Ele difundiu o conceito de sistema
mundo, que permitiu às ciências sociais enxergar além dos espaços nacionais.
Longe de se limitar à teoria, apoiou movimentos anticoloniais e reconstruiu
comunidades científicas em países liberados
Boaventura de Sousa Santos |
Outras Palavras
A morte de Immanuel Wallerstein é
uma perda irreparável para as ciências sociais. Foi, sem sombra de dúvida, o
mais notável sociólogo norte-americano do século XX e o de maior projeção
internacional.

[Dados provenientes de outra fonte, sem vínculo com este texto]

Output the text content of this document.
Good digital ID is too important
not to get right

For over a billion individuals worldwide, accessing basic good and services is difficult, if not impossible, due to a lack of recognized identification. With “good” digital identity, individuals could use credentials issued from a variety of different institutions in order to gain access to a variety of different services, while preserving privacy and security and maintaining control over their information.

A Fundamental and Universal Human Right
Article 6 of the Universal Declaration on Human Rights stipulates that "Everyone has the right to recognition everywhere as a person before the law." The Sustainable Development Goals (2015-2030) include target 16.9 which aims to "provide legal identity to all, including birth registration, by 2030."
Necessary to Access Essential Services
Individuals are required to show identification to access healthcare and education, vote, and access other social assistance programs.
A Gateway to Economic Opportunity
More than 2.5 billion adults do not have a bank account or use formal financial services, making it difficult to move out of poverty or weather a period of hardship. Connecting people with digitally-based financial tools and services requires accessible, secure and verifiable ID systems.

O seu maior mérito foi ter levado gerações sucessivas de
sociólogos a deixarem para trás a unidade de análise em que se tinham treinado
(as sociedades nacionais) e a debruçarem-se sobre o sistema mundo (a
economia-mundo e o sistema de Estados soberanos).

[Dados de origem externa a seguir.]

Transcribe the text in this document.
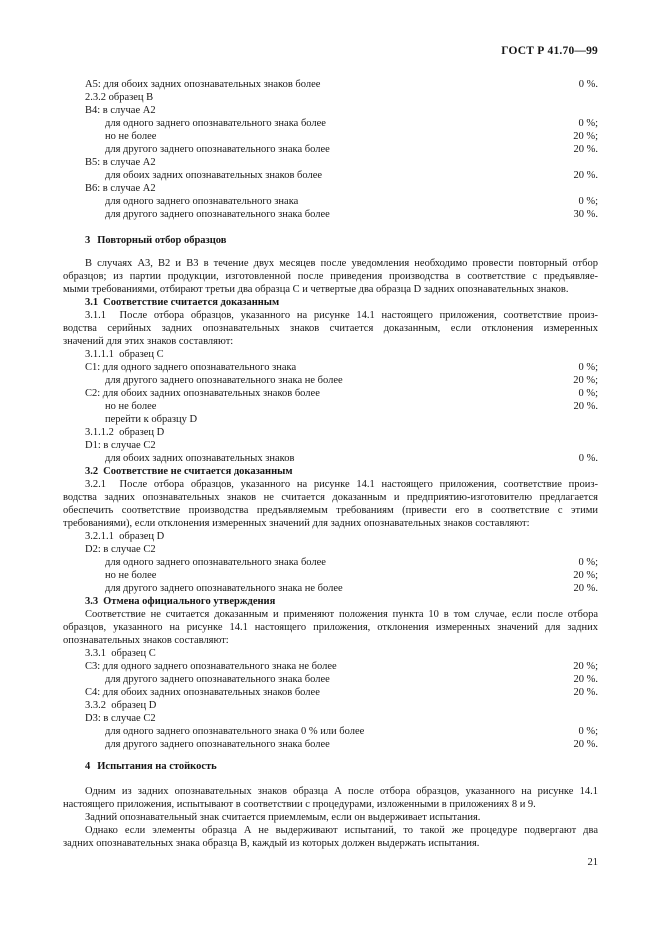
ГОСТ Р 41.70—99
А5: для обоих задних опознавательных знаков более	0 %.
2.3.2 образец В
В4: в случае А2
для одного заднего опознавательного знака более	0 %;
но не более	20 %;
для другого заднего опознавательного знака более	20 %.
В5: в случае А2
для обоих задних опознавательных знаков более	20 %.
В6: в случае А2
для одного заднего опознавательного знака	0 %;
для другого заднего опознавательного знака более	30 %.
3 Повторный отбор образцов
В случаях А3, В2 и В3 в течение двух месяцев после уведомления необходимо провести повторный отбор
образцов; из партии продукции, изготовленной после приведения производства в соответствие с предъявляе-
мыми требованиями, отбирают третьи два образца С и четвертые два образца D задних опознавательных знаков.
3.1 Соответствие считается доказанным
3.1.1  После отбора образцов, указанного на рисунке 14.1 настоящего приложения, соответствие произ-
водства серийных задних опознавательных знаков считается доказанным, если отклонения измеренных
значений для этих знаков составляют:
3.1.1.1  образец С
С1: для одного заднего опознавательного знака	0 %;
для другого заднего опознавательного знака не более	20 %;
С2: для обоих задних опознавательных знаков более	0 %;
но не более	20 %.
перейти к образцу D
3.1.1.2  образец D
D1: в случае С2
для обоих задних опознавательных знаков	0 %.
3.2 Соответствие не считается доказанным
3.2.1  После отбора образцов, указанного на рисунке 14.1 настоящего приложения, соответствие произ-
водства задних опознавательных знаков не считается доказанным и предприятию-изготовителю предлагается
обеспечить соответствие производства предъявляемым требованиям (привести его в соответствие с этими
требованиями), если отклонения измеренных значений для задних опознавательных знаков составляют:
3.2.1.1  образец D
D2: в случае С2
для одного заднего опознавательного знака более	0 %;
но не более	20 %;
для другого заднего опознавательного знака не более	20 %.
3.3 Отмена официального утверждения
Соответствие не считается доказанным и применяют положения пункта 10 в том случае, если после отбора
образцов, указанного на рисунке 14.1 настоящего приложения, отклонения измеренных значений для задних
опознавательных знаков составляют:
3.3.1  образец С
С3: для одного заднего опознавательного знака не более	20 %;
для другого заднего опознавательного знака более	20 %.
С4: для обоих задних опознавательных знаков более	20 %.
3.3.2  образец D
D3: в случае С2
для одного заднего опознавательного знака 0 % или более	0 %;
для другого заднего опознавательного знака более	20 %.
4 Испытания на стойкость
Одним из задних опознавательных знаков образца А после отбора образцов, указанного на рисунке 14.1
настоящего приложения, испытывают в соответствии с процедурами, изложенными в приложениях 8 и 9.
Задний опознавательный знак считается приемлемым, если он выдерживает испытания.
Однако если элементы образца А не выдерживают испытаний, то такой же процедуре подвергают два
задних опознавательных знака образца В, каждый из которых должен выдержать испытания.
21
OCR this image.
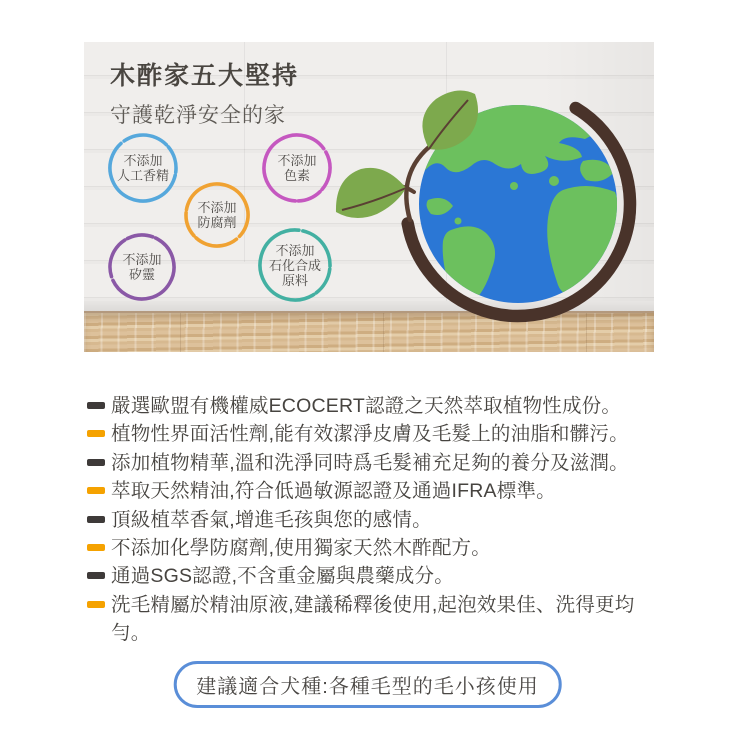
木酢家五大堅持
守護乾淨安全的家
不添加
人工香精
不添加
色素
不添加
防腐劑
不添加
矽靈
不添加
石化合成
原料
嚴選歐盟有機權威ECOCERT認證之天然萃取植物性成份。
植物性界面活性劑,能有效潔淨皮膚及毛髮上的油脂和髒污。
添加植物精華,溫和洗淨同時爲毛髮補充足夠的養分及滋潤。
萃取天然精油,符合低過敏源認證及通過IFRA標準。
頂級植萃香氣,增進毛孩與您的感情。
不添加化學防腐劑,使用獨家天然木酢配方。
通過SGS認證,不含重金屬與農藥成分。
洗毛精屬於精油原液,建議稀釋後使用,起泡效果佳、洗得更均勻。
建議適合犬種:各種毛型的毛小孩使用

Na esteira de Fernand Braudel,
Wallerstein estava convencido de que as dependências e interdependências
crescentes no sistema mundial faziam dele a unidade de análise donde se
poderiam gerar melhores hipóteses de trabalho para o estudo das próprias
sociedades nacionais. Esta ruptura analítica criou-lhe muitas incompreensões
nos EUA. Mas, como era um intelectual global e que lia as ciências sociais em
várias línguas, ao contrário da maioria dos seus compatriotas, isso pouco o
afetou. Conviveu com quase todos os líderes dos movimentos de libertação contra
o colonialismo antes e depois das independências, e organizou projetos com os
cientistas sociais desses países no sentido de ajudar a construir as novas
comunidades científicas. Recordemos um caso em particular, o do Centro de
Estudos Africanos da recentemente criada Universidade Eduardo Mondlane,
coordenado por Aquino de Bragança. Foi um sociólogo comprometido com o destino
do mundo e, sobretudo, com o destino das populações mais vulneráveis, cuja
libertação só seria possível numa sociedade pós-capitalista, socialista. Por
essa razão, acompanhou-nos desde a primeira hora no Fórum Social Mundial, de 2001 a 2016, ano em que,
pela última vez, estivemos juntos.
A sua atitude científica levou-o
questionar todo o pensamento ocidental eurocêntrico, uma das muitas afinidades
que nos uniram. Guardo com carinho, do início das nossas relações, a leitura
generosa que Immanuel fez de um livrito de reflexões epistemológicas que eu
acabara de publicar: Um discurso sobre as ciências (1987). De
imediato se propôs publicá-lo em Review, a prestigiada revista do Fernand
Braudel Center, de que era então diretor, na Universidade de Nova
Iorque-Binghamton. Pouco depois, dirigiu um grande projeto internacional com
profundas preocupações epistemológicas antieurocêntricas financiado pela
Fundação Calouste Gulbenkian, o qual intitulou To Open the Social Sciences.
Foi muito intensa a relação de
Immanuel Wallerstein com o Centro de Estudos Sociais da Faculdade de Economia
da Universidade de Coimbra. Um dos nossos professores e investigadores, Carlos
Fortuna, tinha já feito o doutoramento em Binghamton sob a sua orientação. Numa
das primeiras visitas de Wallerstein ao CES, discutimos amplamente a relevância
do conceito de semiperiferia para caracterizar países como Portugal. Acontece
que este e outros países situados na Europa tinham características sociais
muito distintas das de países semiperiféricos em outros continentes. Começou aí
o nosso trabalho de reformular a teoria da semiperiferia de modo a adequá-la à
nossa realidade, o que viria a resultar num dos modos mais frutuosos de
analisar a sociedade portuguesa. Foi por nossa iniciativa que a Universidade de
Coimbra teve a honra de lhe outorgar o Doutoramento Honoris Causa.
A melhor maneira de honrar a
memória de Immanuel Wallerstein é continuar o nosso trabalho sem esquecer o
entusiasmo, o profissionalismo e a forma brilhante como soube combinar
objetividade científica e compromisso com os deserdados da terra, uma atitude
que sempre procurou incutir em todos nós.